Hello! I recently made a new tub for my roaches and cut half of the lid and replaced it with fiberglass window screening. For heat, can I just place the lamp on the screening or should I elevate it a little bit with an aquarium screen top?


----------



## The Snark (Apr 25, 2020)

Fiberglass screen is in fact plastic screen with fiberglass re-enforcement. So the question is will the plastic degrade, discolor and become brittle? Depends on the quality of the plastic. Some thermo-plastics can withstand temperature up over 1600C.(Insulcast epoxy and silicone used to glue the tiles on the space shuttle).
Glass already is a liquid. It transitions to viscous at around 1000C or above depending on what the glass is made from - from cheap commercial glass at around 1000C (soda lime) on up to borosilicate at over 1600C. Incandescent bulbs typically reach temperatures not much hotter than 200C.
But to answer your question, it's unlikely the average screen plastics will survive more than a few days up against your average incandescent bulb before degrading and decomposing. Test some and see.

Reactions: Like 1 | Agree 1


----------



## Rhino1 (Apr 26, 2020)

A 100 watt bulb would use a hell of a lot of power/electricity just to be keeping a roach colony warm, a low wattage heat mat or cable would be a much more energy efficient choice imho.

Reactions: Like 1


----------



## fishyfriends876 (Apr 27, 2020)

The Snark said:


> Fiberglass screen is in fact plastic screen with fiberglass re-enforcement. So the question is will the plastic degrade, discolor and become brittle? Depends on the quality of the plastic. Some thermo-plastics can withstand temperature up over 1600C.(Insulcast epoxy and silicone used to glue the tiles on the space shuttle).
> Glass already is a liquid. It transitions to viscous at around 1000C or above depending on what the glass is made from - from cheap commercial glass at around 1000C (soda lime) on up to borosilicate at over 1600C. Incandescent bulbs typically reach temperatures not much hotter than 200C.
> But to answer your question, it's unlikely the average screen plastics will survive more than a few days up against your average incandescent bulb before degrading and decomposing. Test some and see.





Rhino1 said:


> A 100 watt bulb would use a hell of a lot of power/electricity just to be keeping a roach colony warm, a low wattage heat mat or cable would be a much more energy efficient choice imho.

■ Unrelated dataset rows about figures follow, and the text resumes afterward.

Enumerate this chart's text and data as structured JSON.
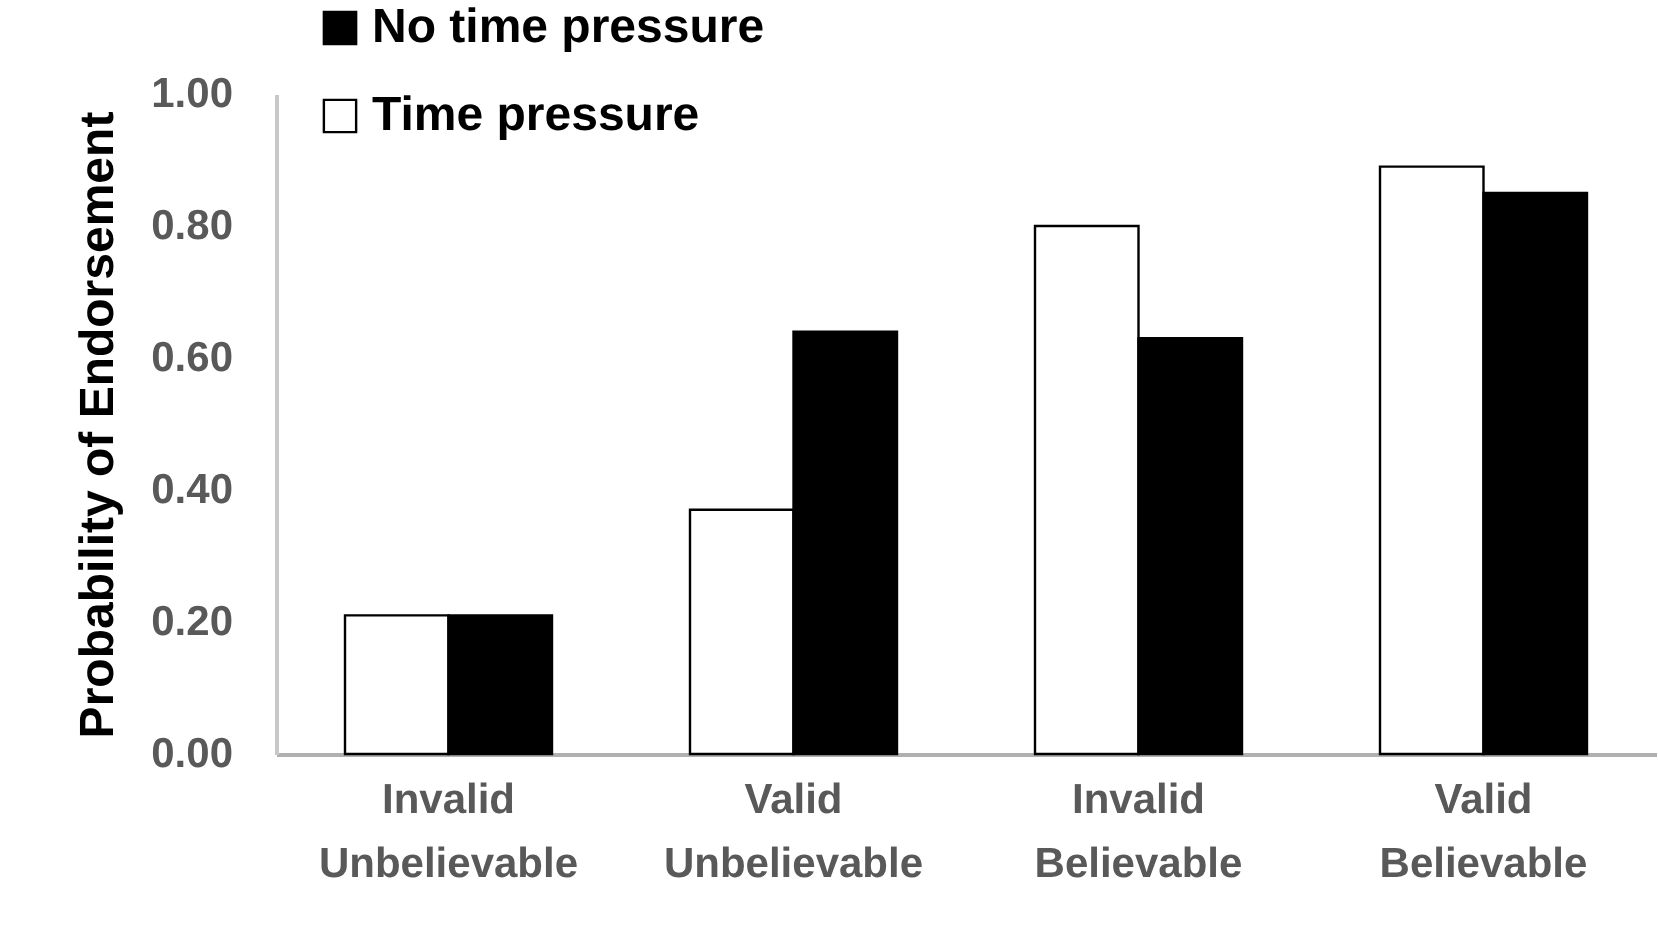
{
  "chart_data": {
    "type": "bar",
    "ylabel": "Probability of Endorsement",
    "categories": [
      "Invalid\nUnbelievable",
      "Valid\nUnbelievable",
      "Invalid\nBelievable",
      "Valid\nBelievable"
    ],
    "series": [
      {
        "name": "Time pressure",
        "color": "#ffffff",
        "values": [
          0.21,
          0.37,
          0.8,
          0.89
        ]
      },
      {
        "name": "No time pressure",
        "color": "#000000",
        "values": [
          0.21,
          0.64,
          0.63,
          0.85
        ]
      }
    ],
    "ylim": [
      0,
      1
    ],
    "yticks": [
      {
        "value": 0,
        "label": "0.00"
      },
      {
        "value": 0.2,
        "label": "0.20"
      },
      {
        "value": 0.4,
        "label": "0.40"
      },
      {
        "value": 0.6,
        "label": "0.60"
      },
      {
        "value": 0.8,
        "label": "0.80"
      },
      {
        "value": 1,
        "label": "1.00"
      }
    ],
    "grid": false,
    "legend": "top left"
  }
}
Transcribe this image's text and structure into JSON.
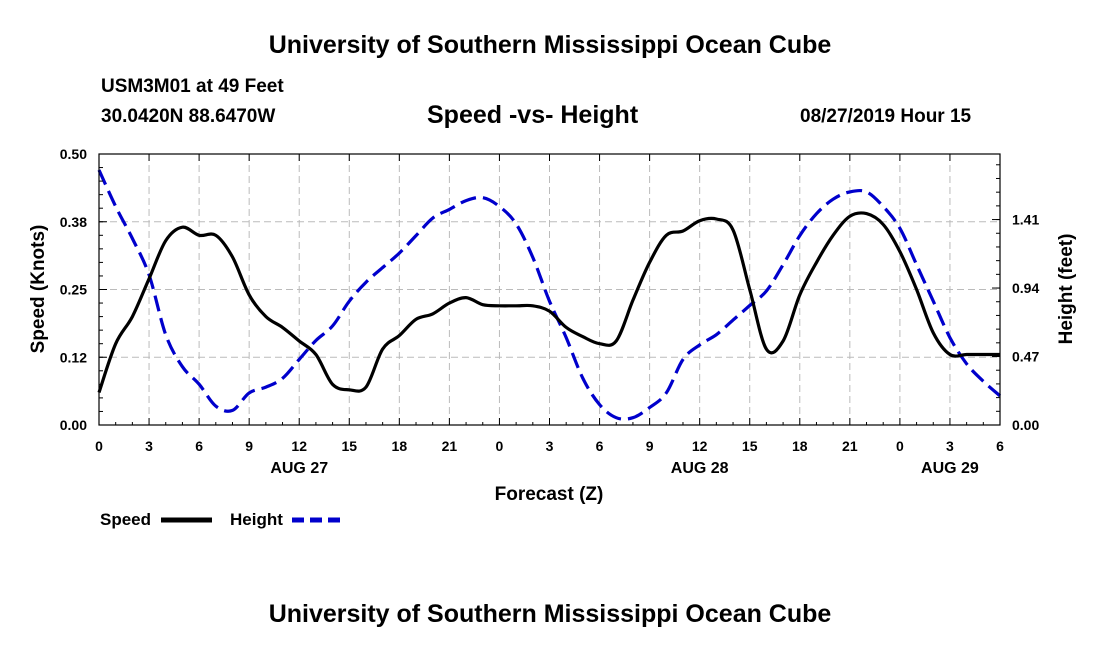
{
  "header": {
    "title": "University of Southern Mississippi Ocean Cube",
    "station": "USM3M01 at 49 Feet",
    "coords": "30.0420N 88.6470W",
    "chart_title": "Speed -vs- Height",
    "valid_time": "08/27/2019 Hour 15"
  },
  "footer": {
    "title": "University of Southern Mississippi Ocean Cube"
  },
  "colors": {
    "speed": "#000000",
    "height": "#0000cc",
    "grid": "#bbbbbb"
  },
  "chart_data": {
    "type": "line",
    "title": "Speed -vs- Height",
    "xlabel": "Forecast (Z)",
    "ylabel": "Speed (Knots)",
    "y2label": "Height (feet)",
    "xlim": [
      0,
      54
    ],
    "ylim": [
      0,
      0.5
    ],
    "y2lim": [
      0,
      1.86
    ],
    "x_ticks": [
      0,
      3,
      6,
      9,
      12,
      15,
      18,
      21,
      24,
      27,
      30,
      33,
      36,
      39,
      42,
      45,
      48,
      51,
      54
    ],
    "x_tick_labels": [
      "0",
      "3",
      "6",
      "9",
      "12",
      "15",
      "18",
      "21",
      "0",
      "3",
      "6",
      "9",
      "12",
      "15",
      "18",
      "21",
      "0",
      "3",
      "6"
    ],
    "date_labels": [
      {
        "x": 12,
        "label": "AUG 27"
      },
      {
        "x": 36,
        "label": "AUG 28"
      },
      {
        "x": 51,
        "label": "AUG 29"
      }
    ],
    "y_ticks": [
      0,
      0.125,
      0.25,
      0.375,
      0.5
    ],
    "y_tick_labels": [
      "0.00",
      "0.12",
      "0.25",
      "0.38",
      "0.50"
    ],
    "y2_ticks": [
      0,
      0.47,
      0.94,
      1.41
    ],
    "y2_tick_labels": [
      "0.00",
      "0.47",
      "0.94",
      "1.41"
    ],
    "series": [
      {
        "name": "Speed",
        "axis": "left",
        "style": "solid",
        "x": [
          0,
          1,
          2,
          3,
          4,
          5,
          6,
          7,
          8,
          9,
          10,
          11,
          12,
          13,
          14,
          15,
          16,
          17,
          18,
          19,
          20,
          21,
          22,
          23,
          24,
          25,
          26,
          27,
          28,
          29,
          30,
          31,
          32,
          33,
          34,
          35,
          36,
          37,
          38,
          39,
          40,
          41,
          42,
          43,
          44,
          45,
          46,
          47,
          48,
          49,
          50,
          51,
          52,
          53,
          54
        ],
        "values": [
          0.06,
          0.15,
          0.2,
          0.27,
          0.34,
          0.365,
          0.35,
          0.35,
          0.31,
          0.24,
          0.2,
          0.18,
          0.155,
          0.13,
          0.075,
          0.065,
          0.07,
          0.14,
          0.165,
          0.195,
          0.205,
          0.225,
          0.235,
          0.222,
          0.22,
          0.22,
          0.22,
          0.21,
          0.18,
          0.163,
          0.15,
          0.155,
          0.23,
          0.3,
          0.35,
          0.358,
          0.377,
          0.38,
          0.36,
          0.25,
          0.14,
          0.155,
          0.24,
          0.3,
          0.35,
          0.385,
          0.39,
          0.37,
          0.32,
          0.25,
          0.17,
          0.13,
          0.13,
          0.13,
          0.13
        ]
      },
      {
        "name": "Height",
        "axis": "right",
        "style": "dashed",
        "x": [
          0,
          1,
          2,
          3,
          4,
          5,
          6,
          7,
          8,
          9,
          10,
          11,
          12,
          13,
          14,
          15,
          16,
          17,
          18,
          19,
          20,
          21,
          22,
          23,
          24,
          25,
          26,
          27,
          28,
          29,
          30,
          31,
          32,
          33,
          34,
          35,
          36,
          37,
          38,
          39,
          40,
          41,
          42,
          43,
          44,
          45,
          46,
          47,
          48,
          49,
          50,
          51,
          52,
          53,
          54
        ],
        "values": [
          1.75,
          1.5,
          1.28,
          1.03,
          0.62,
          0.4,
          0.28,
          0.13,
          0.1,
          0.22,
          0.26,
          0.32,
          0.45,
          0.58,
          0.68,
          0.85,
          0.98,
          1.08,
          1.18,
          1.3,
          1.42,
          1.48,
          1.54,
          1.56,
          1.5,
          1.38,
          1.15,
          0.85,
          0.6,
          0.32,
          0.14,
          0.05,
          0.05,
          0.12,
          0.22,
          0.45,
          0.55,
          0.62,
          0.72,
          0.82,
          0.92,
          1.1,
          1.3,
          1.45,
          1.55,
          1.6,
          1.6,
          1.5,
          1.35,
          1.1,
          0.85,
          0.6,
          0.42,
          0.3,
          0.2
        ]
      }
    ],
    "legend": [
      {
        "label": "Speed",
        "style": "solid"
      },
      {
        "label": "Height",
        "style": "dashed"
      }
    ],
    "legend_position": "bottom-left",
    "grid": true
  }
}
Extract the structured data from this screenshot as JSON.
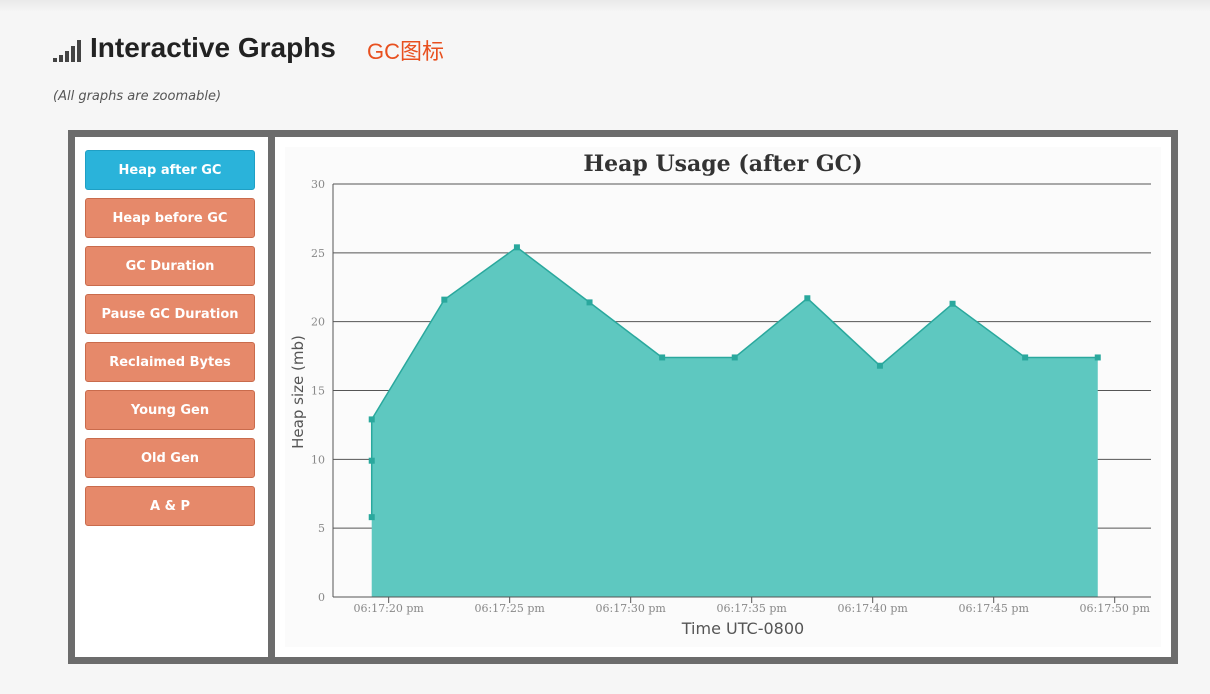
{
  "header": {
    "title": "Interactive Graphs",
    "subtitle": "GC图标",
    "note": "(All graphs are zoomable)",
    "icon": "signal-bars-icon"
  },
  "sidebar": {
    "items": [
      {
        "label": "Heap after GC",
        "active": true
      },
      {
        "label": "Heap before GC",
        "active": false
      },
      {
        "label": "GC Duration",
        "active": false
      },
      {
        "label": "Pause GC Duration",
        "active": false
      },
      {
        "label": "Reclaimed Bytes",
        "active": false
      },
      {
        "label": "Young Gen",
        "active": false
      },
      {
        "label": "Old Gen",
        "active": false
      },
      {
        "label": "A & P",
        "active": false
      }
    ]
  },
  "colors": {
    "active_button": "#2ab3da",
    "inactive_button": "#e6896a",
    "area_fill": "#5ec8c0",
    "area_line": "#2aa89d",
    "subtitle": "#e8501f"
  },
  "chart_data": {
    "type": "area",
    "title": "Heap Usage (after GC)",
    "xlabel": "Time UTC-0800",
    "ylabel": "Heap size (mb)",
    "ylim": [
      0,
      30
    ],
    "xlim": [
      "06:17:17.7",
      "06:17:51.5"
    ],
    "yticks": [
      0,
      5,
      10,
      15,
      20,
      25,
      30
    ],
    "xticks": [
      "06:17:20 pm",
      "06:17:25 pm",
      "06:17:30 pm",
      "06:17:35 pm",
      "06:17:40 pm",
      "06:17:45 pm",
      "06:17:50 pm"
    ],
    "xtick_times": [
      "06:17:20",
      "06:17:25",
      "06:17:30",
      "06:17:35",
      "06:17:40",
      "06:17:45",
      "06:17:50"
    ],
    "grid": true,
    "series": [
      {
        "x": [
          "06:17:19.3",
          "06:17:19.3",
          "06:17:19.3",
          "06:17:22.3",
          "06:17:25.3",
          "06:17:28.3",
          "06:17:31.3",
          "06:17:34.3",
          "06:17:37.3",
          "06:17:40.3",
          "06:17:43.3",
          "06:17:46.3",
          "06:17:49.3"
        ],
        "y": [
          5.8,
          9.9,
          12.9,
          21.6,
          25.4,
          21.4,
          17.4,
          17.4,
          21.7,
          16.8,
          21.3,
          17.4,
          17.4
        ]
      }
    ]
  }
}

Thanks for the replies. I will actually be using a 60 Watt ceramic heater. I experimented with the bulbs and the 60 watt gave the perfect amount of heat I wanted. Also, I don't have a heat mat or a thermostat, and I think that would be expensive. It is also getting warmer in my area, and I can turn the bulb off in a few months.

Reactions: Like 1


----------



## Pegi (Oct 26, 2020)

where can i find low wattage heat mat or cable?...thanks


----------